16. An article of manufacture, comprising:
a computer usable medium having computer readable program code embodied therein for predicting how many LCD cells manufactured during a manufacturing run in a liquid crystal display (LCD) manufacturing setup will be defective, wherein the LCD cells comprise electrode array panels, wherein a plurality of the electrode array panels are manufactured on a common substrate during the manufacturing run, and wherein the LCD manufacturing setup comprises an array test stage and a cell inspection stage, the computer readable program code in the article of manufacture comprising:
computer readable program code for causing a computer to determine a number of electrode array panels classified as defective by the array test stage during an initial manufacturing run to yield test data;
computer readable program code for causing a computer to determine a number of LCD cells classified as defective by the cell inspection stage during the initial manufacturing run to yield cell inspection data;
computer readable program code for causing a computer to determine an under-killed defect parameter based on the test data and the cell inspection data; and
computer readable program code for causing a computer to predict how many LCD cells manufactured during subsequent manufacturing runs are defective based on the test data and the under-killed defect parameter.

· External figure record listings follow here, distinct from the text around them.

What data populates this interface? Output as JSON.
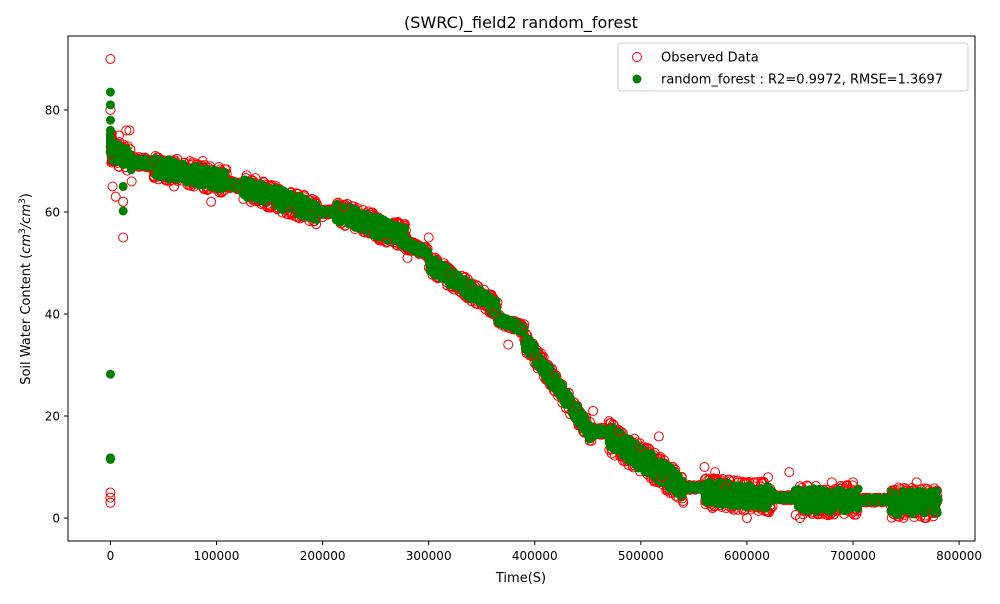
{
  "chart_data": {
    "type": "scatter",
    "title": "(SWRC)_field2 random_forest",
    "xlabel": "Time(S)",
    "ylabel_main": "Soil Water Content (",
    "ylabel_unit": "cm",
    "ylabel_sup": "3",
    "ylabel_slash": "/",
    "ylabel_unit2": "cm",
    "ylabel_sup2": "3",
    "ylabel_close": ")",
    "xlim": [
      -40000,
      815000
    ],
    "ylim": [
      -4.5,
      94.5
    ],
    "x_ticks": [
      0,
      100000,
      200000,
      300000,
      400000,
      500000,
      600000,
      700000,
      800000
    ],
    "y_ticks": [
      0,
      20,
      40,
      60,
      80
    ],
    "grid": false,
    "legend_position": "top-right",
    "series": [
      {
        "name": "Observed Data",
        "marker": "hollow-circle",
        "color": "#ff0000",
        "points": [
          [
            0,
            90
          ],
          [
            0,
            80
          ],
          [
            0,
            5
          ],
          [
            0,
            4
          ],
          [
            0,
            3
          ],
          [
            2000,
            65
          ],
          [
            2000,
            70
          ],
          [
            5000,
            63
          ],
          [
            8000,
            75
          ],
          [
            12000,
            62
          ],
          [
            12000,
            55
          ],
          [
            15000,
            76
          ],
          [
            18000,
            76
          ],
          [
            20000,
            66
          ],
          [
            40000,
            70
          ],
          [
            60000,
            65
          ],
          [
            87000,
            70
          ],
          [
            95000,
            62
          ],
          [
            120000,
            65
          ],
          [
            150000,
            61
          ],
          [
            170000,
            60
          ],
          [
            200000,
            59
          ],
          [
            220000,
            61
          ],
          [
            240000,
            56
          ],
          [
            260000,
            54
          ],
          [
            280000,
            51
          ],
          [
            300000,
            55
          ],
          [
            320000,
            48
          ],
          [
            340000,
            46
          ],
          [
            360000,
            40
          ],
          [
            375000,
            34
          ],
          [
            390000,
            38
          ],
          [
            400000,
            32
          ],
          [
            420000,
            28
          ],
          [
            440000,
            22
          ],
          [
            455000,
            21
          ],
          [
            470000,
            19
          ],
          [
            480000,
            17
          ],
          [
            500000,
            14
          ],
          [
            517000,
            16
          ],
          [
            520000,
            8
          ],
          [
            540000,
            3
          ],
          [
            560000,
            10
          ],
          [
            570000,
            9
          ],
          [
            580000,
            6
          ],
          [
            600000,
            0
          ],
          [
            620000,
            8
          ],
          [
            640000,
            9
          ],
          [
            650000,
            0
          ],
          [
            680000,
            7
          ],
          [
            700000,
            7
          ],
          [
            720000,
            3
          ],
          [
            740000,
            5
          ],
          [
            760000,
            7
          ],
          [
            775000,
            1
          ]
        ]
      },
      {
        "name": "random_forest : R2=0.9972, RMSE=1.3697",
        "marker": "filled-circle",
        "color": "#008000",
        "points": [
          [
            0,
            83.5
          ],
          [
            0,
            81
          ],
          [
            0,
            78
          ],
          [
            0,
            76
          ],
          [
            0,
            74
          ],
          [
            0,
            72
          ],
          [
            0,
            28.2
          ],
          [
            0,
            11.8
          ],
          [
            0,
            11.5
          ],
          [
            5000,
            70
          ],
          [
            10000,
            72
          ],
          [
            12000,
            65
          ],
          [
            12000,
            60.2
          ],
          [
            20000,
            70
          ],
          [
            40000,
            70
          ],
          [
            60000,
            67
          ],
          [
            80000,
            66
          ],
          [
            100000,
            66
          ],
          [
            120000,
            65
          ],
          [
            140000,
            64
          ],
          [
            160000,
            62
          ],
          [
            180000,
            61
          ],
          [
            200000,
            60
          ],
          [
            220000,
            59
          ],
          [
            240000,
            57
          ],
          [
            260000,
            56
          ],
          [
            280000,
            54
          ],
          [
            300000,
            51
          ],
          [
            320000,
            48
          ],
          [
            340000,
            46
          ],
          [
            360000,
            42
          ],
          [
            380000,
            38
          ],
          [
            400000,
            33
          ],
          [
            420000,
            27
          ],
          [
            440000,
            22
          ],
          [
            460000,
            17
          ],
          [
            480000,
            14
          ],
          [
            500000,
            12
          ],
          [
            520000,
            9
          ],
          [
            540000,
            6
          ],
          [
            560000,
            5
          ],
          [
            580000,
            5
          ],
          [
            600000,
            4
          ],
          [
            620000,
            4
          ],
          [
            640000,
            4
          ],
          [
            660000,
            4
          ],
          [
            680000,
            4
          ],
          [
            700000,
            4
          ],
          [
            720000,
            4
          ],
          [
            740000,
            4
          ],
          [
            760000,
            4
          ],
          [
            778000,
            2
          ]
        ]
      }
    ],
    "segments": [
      {
        "x0": 0,
        "x1": 2000,
        "y0": 73,
        "y1": 72,
        "yspread": 6
      },
      {
        "x0": 2000,
        "x1": 20000,
        "y0": 72,
        "y1": 70,
        "yspread": 5
      },
      {
        "x0": 20000,
        "x1": 40000,
        "y0": 70,
        "y1": 69.5,
        "yspread": 2
      },
      {
        "x0": 40000,
        "x1": 110000,
        "y0": 69,
        "y1": 66,
        "yspread": 5
      },
      {
        "x0": 110000,
        "x1": 125000,
        "y0": 65.5,
        "y1": 65,
        "yspread": 1.5
      },
      {
        "x0": 125000,
        "x1": 195000,
        "y0": 65,
        "y1": 60,
        "yspread": 5
      },
      {
        "x0": 195000,
        "x1": 212000,
        "y0": 60,
        "y1": 60,
        "yspread": 1
      },
      {
        "x0": 212000,
        "x1": 280000,
        "y0": 60,
        "y1": 55,
        "yspread": 5
      },
      {
        "x0": 280000,
        "x1": 300000,
        "y0": 53.5,
        "y1": 52,
        "yspread": 2
      },
      {
        "x0": 300000,
        "x1": 365000,
        "y0": 50,
        "y1": 41,
        "yspread": 4
      },
      {
        "x0": 365000,
        "x1": 390000,
        "y0": 39,
        "y1": 37,
        "yspread": 2
      },
      {
        "x0": 390000,
        "x1": 455000,
        "y0": 35,
        "y1": 16,
        "yspread": 4
      },
      {
        "x0": 455000,
        "x1": 470000,
        "y0": 17,
        "y1": 17,
        "yspread": 1.5
      },
      {
        "x0": 470000,
        "x1": 540000,
        "y0": 16,
        "y1": 6,
        "yspread": 6
      },
      {
        "x0": 540000,
        "x1": 560000,
        "y0": 6,
        "y1": 6,
        "yspread": 1
      },
      {
        "x0": 560000,
        "x1": 625000,
        "y0": 5,
        "y1": 4,
        "yspread": 6
      },
      {
        "x0": 625000,
        "x1": 645000,
        "y0": 4,
        "y1": 4,
        "yspread": 1
      },
      {
        "x0": 645000,
        "x1": 705000,
        "y0": 3.5,
        "y1": 3.5,
        "yspread": 6
      },
      {
        "x0": 705000,
        "x1": 735000,
        "y0": 3.5,
        "y1": 3.5,
        "yspread": 1
      },
      {
        "x0": 735000,
        "x1": 780000,
        "y0": 3,
        "y1": 3,
        "yspread": 6
      }
    ]
  }
}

17. The article of manufacture of claim 16, wherein the LCD manufacturing setup further comprises a module inspection stage, and wherein the computer readable program code in the article of manufacture further comprises:
computer readable program code for causing a computer to determine a number of LCD modules classified as defective by the module inspection stage during the initial manufacturing run to yield module inspection data;
computer readable program code for causing a computer to determine a second under-killed defect parameter based on the test data and the module inspection data; and
computer readable program code for causing a computer to predict how many LCD modules manufactured during subsequent manufacturing runs are defective based on the test data and the second under-killed defect parameter.

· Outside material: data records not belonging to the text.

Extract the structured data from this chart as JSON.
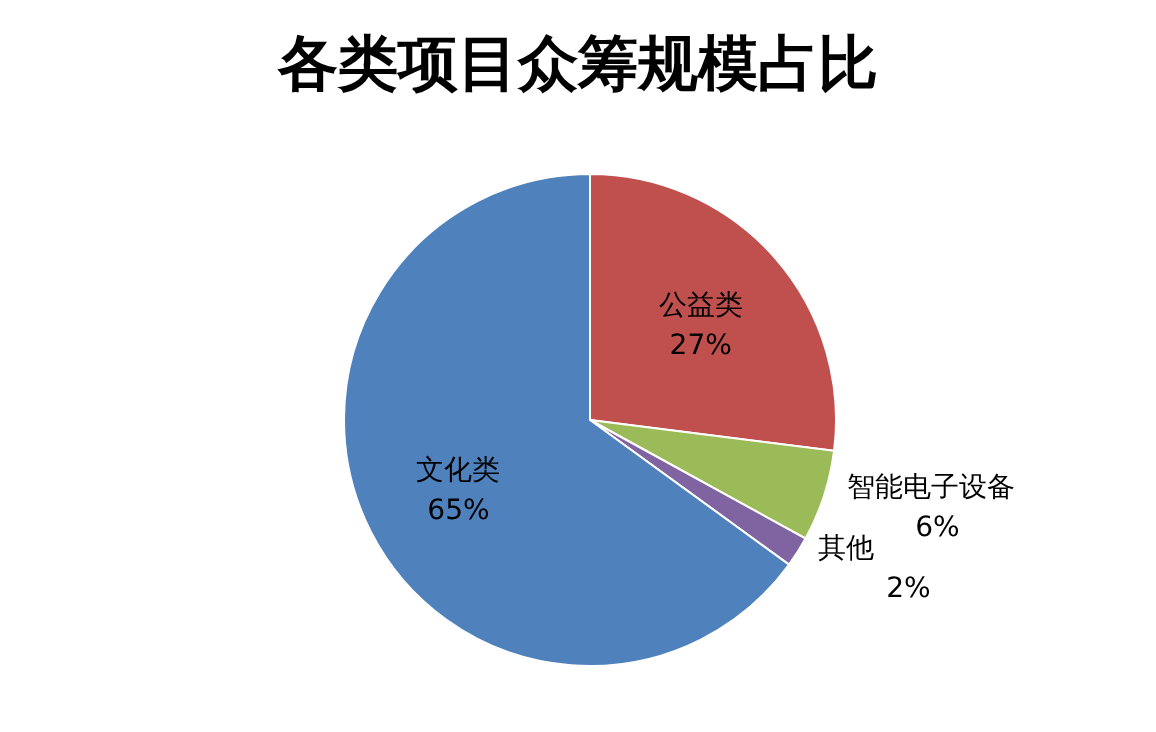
{
  "chart_data": {
    "type": "pie",
    "title": "各类项目众筹规模占比",
    "categories": [
      "公益类",
      "智能电子设备",
      "其他",
      "文化类"
    ],
    "values": [
      27,
      6,
      2,
      65
    ],
    "value_labels": [
      "27%",
      "6%",
      "2%",
      "65%"
    ],
    "colors": [
      "#c0504d",
      "#9bbb59",
      "#8064a2",
      "#4f81bd"
    ]
  }
}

18. A program storage device readable by a machine, tangibly embodying a program of instructions executable by the machine to perform method steps for predicting how many LCD cells manufactured during a manufacturing run in a liquid crystal display (LCD) manufacturing setup will be defective, wherein the LCD cells comprise electrode array panels, wherein a plurality of the electrode array panels are manufactured on a common substrate during the manufacturing run, and wherein the LCD manufacturing setup comprises an array test stage and a cell inspection stage, the method steps comprising:
determining a number of electrode array panels classified as defective by the array test stage during an initial manufacturing run to yield test data;
determining a number of LCD cells classified as defective by the cell inspection stage during the initial manufacturing run to yield cell inspection data;
determining an under-killed defect parameter based on the test data and the cell inspection data; and
predicting how many LCD cells manufactured during subsequent manufacturing runs are defective based on the test data and the under-killed defect parameter.

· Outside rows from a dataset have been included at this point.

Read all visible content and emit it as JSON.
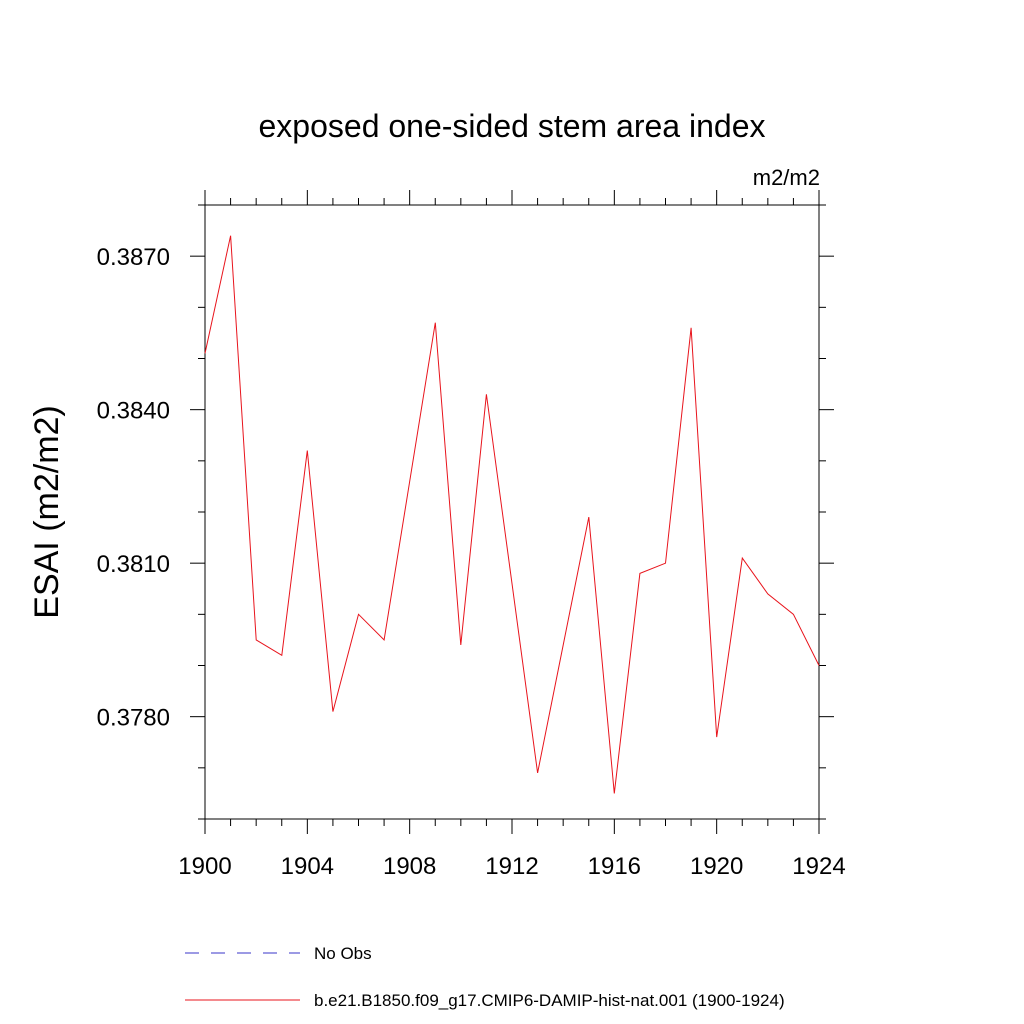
{
  "chart_data": {
    "type": "line",
    "title": "exposed one-sided stem area index",
    "units_label": "m2/m2",
    "ylabel": "ESAI  (m2/m2)",
    "xlabel": "",
    "xlim": [
      1900,
      1924
    ],
    "ylim": [
      0.376,
      0.388
    ],
    "x_ticks": [
      "1900",
      "1904",
      "1908",
      "1912",
      "1916",
      "1920",
      "1924"
    ],
    "y_ticks": [
      "0.3780",
      "0.3810",
      "0.3840",
      "0.3870"
    ],
    "grid": false,
    "legend_position": "bottom",
    "colors": {
      "model": "#e8141c",
      "obs": "#3a35c8"
    },
    "series": [
      {
        "name": "No Obs",
        "style": "dashed",
        "x": [],
        "values": []
      },
      {
        "name": "b.e21.B1850.f09_g17.CMIP6-DAMIP-hist-nat.001 (1900-1924)",
        "style": "solid",
        "x": [
          1900,
          1901,
          1902,
          1903,
          1904,
          1905,
          1906,
          1907,
          1908,
          1909,
          1910,
          1911,
          1912,
          1913,
          1914,
          1915,
          1916,
          1917,
          1918,
          1919,
          1920,
          1921,
          1922,
          1923,
          1924
        ],
        "values": [
          0.3851,
          0.3874,
          0.3795,
          0.3792,
          0.3832,
          0.3781,
          0.38,
          0.3795,
          0.3826,
          0.3857,
          0.3794,
          0.3843,
          0.3806,
          0.3769,
          0.3794,
          0.3819,
          0.3765,
          0.3808,
          0.381,
          0.3856,
          0.3776,
          0.3811,
          0.3804,
          0.38,
          0.379
        ]
      }
    ]
  }
}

19. The program storage device of claim 18, wherein the LCD manufacturing setup further comprises a module inspection stage, and wherein the computer readable program code in the article of manufacture further comprises:
determining a number of LCD modules classified as defective by the module inspection stage during the initial manufacturing run to yield module inspection data;
determining a second under-killed defect parameter based on the test data and the module inspection data; and
predicting how many LCD modules manufactured during subsequent manufacturing runs are defective based on the test data and the second under-killed defect parameter.